All of us who value the sanctity of life are grateful for the success of the pro-life majority in the House this evening in its battle against federal funding of abortion in this bill, but it’s ironic because we were promised that abortion wasn’t covered in the bill to begin with. Our healthy distrust of these government leaders made us look deeper into the bill because unfortunately we knew better than to trust what they were saying. The victory tonight to amend the bill and eliminate that federal funding for abortion was great – because abortion is not health care. Now we can only hope that Rep. Stupak’s amendment will hold in the final bill, though the Democratic leadership has already refused to promise that it won’t be scrapped later.

We had been told there were no “death panels” in the bill either. But look closely at the provision mandating bureaucratic panels that will be calling the shots regarding who will receive government health care.

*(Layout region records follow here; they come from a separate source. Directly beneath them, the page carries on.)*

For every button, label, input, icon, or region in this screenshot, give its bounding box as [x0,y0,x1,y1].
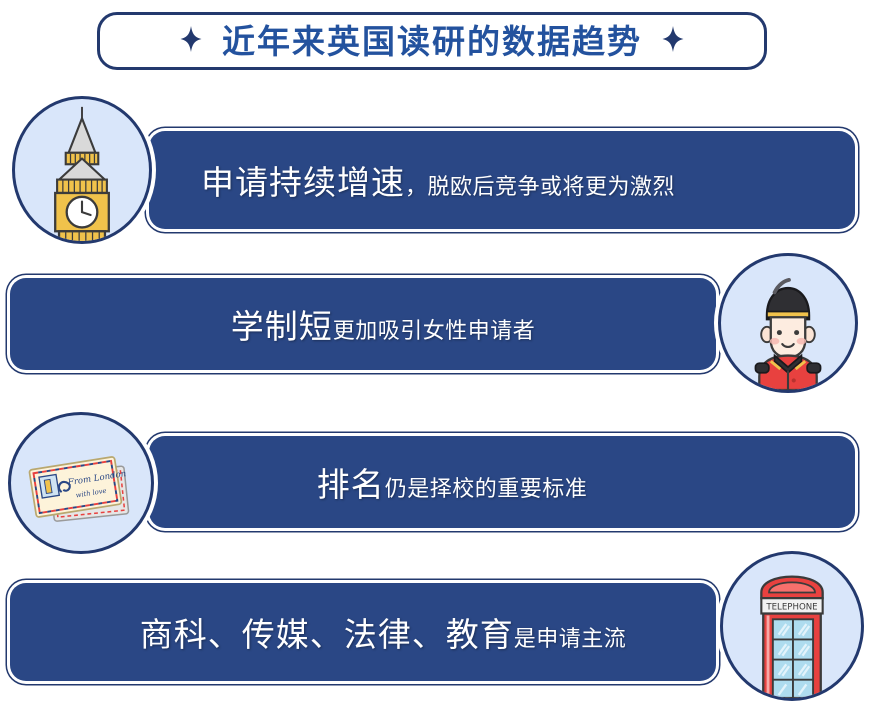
postcard-icon: From London with love [8,412,154,554]
infographic-root: 近年来英国读研的数据趋势 申请持续增速 ，脱欧后竞争或将更为激烈 [0,0,870,699]
statement-subline-2: 更加吸引女性申请者 [333,313,536,345]
telephone-booth-icon: TELEPHONE [720,551,864,701]
statement-headline-1: 申请持续增速 [201,156,405,204]
statement-bar-1: 申请持续增速 ，脱欧后竞争或将更为激烈 [149,131,855,229]
statement-bar-2: 学制短 更加吸引女性申请者 [10,278,716,370]
royal-guard-icon [718,253,858,393]
page-title-banner: 近年来英国读研的数据趋势 [97,12,767,70]
statement-headline-4: 商科、传媒、法律、教育 [140,608,514,656]
telephone-sign-label: TELEPHONE [765,603,817,613]
big-ben-icon [12,96,152,244]
statement-bar-4: 商科、传媒、法律、教育 是申请主流 [10,583,716,681]
sparkle-icon [662,26,684,57]
statement-bar-3: 排名 仍是择校的重要标准 [149,436,855,528]
statement-subline-4: 是申请主流 [514,621,627,653]
sparkle-icon [180,26,202,57]
statement-headline-2: 学制短 [231,300,333,348]
statement-subline-3: 仍是择校的重要标准 [385,471,588,503]
statement-subline-1: ，脱欧后竞争或将更为激烈 [405,169,675,201]
statement-headline-3: 排名 [317,458,385,506]
page-title: 近年来英国读研的数据趋势 [222,25,642,58]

Look closely at provisions addressing illegal aliens’ health care coverage too.

Those of us who love freedom and believe in open and transparent government can only be dismayed by midnight action on a Saturday. Speaker Pelosi’s promise that Americans would have 72 hours to read the final bill before the vote was just another one of the D.C. establishment’s too-common political ploys. It’s broken promises like this that turn people off to politics and leave them disillusioned about the future of their country.

But despite this late-night maneuvering, many of us were paying close attention tonight. We’ll keep paying close attention. We need to let our legislators in Washington know that they still represent us, and that the majority of Americans are not in favor of the “reform” they are pushing. After all, this is still a country “of the people, by the people, and for the people.” We will make our voices heard. It’s on to the Senate now. Our legislators can listen now, or they can hear us in 2010. It’s their choice.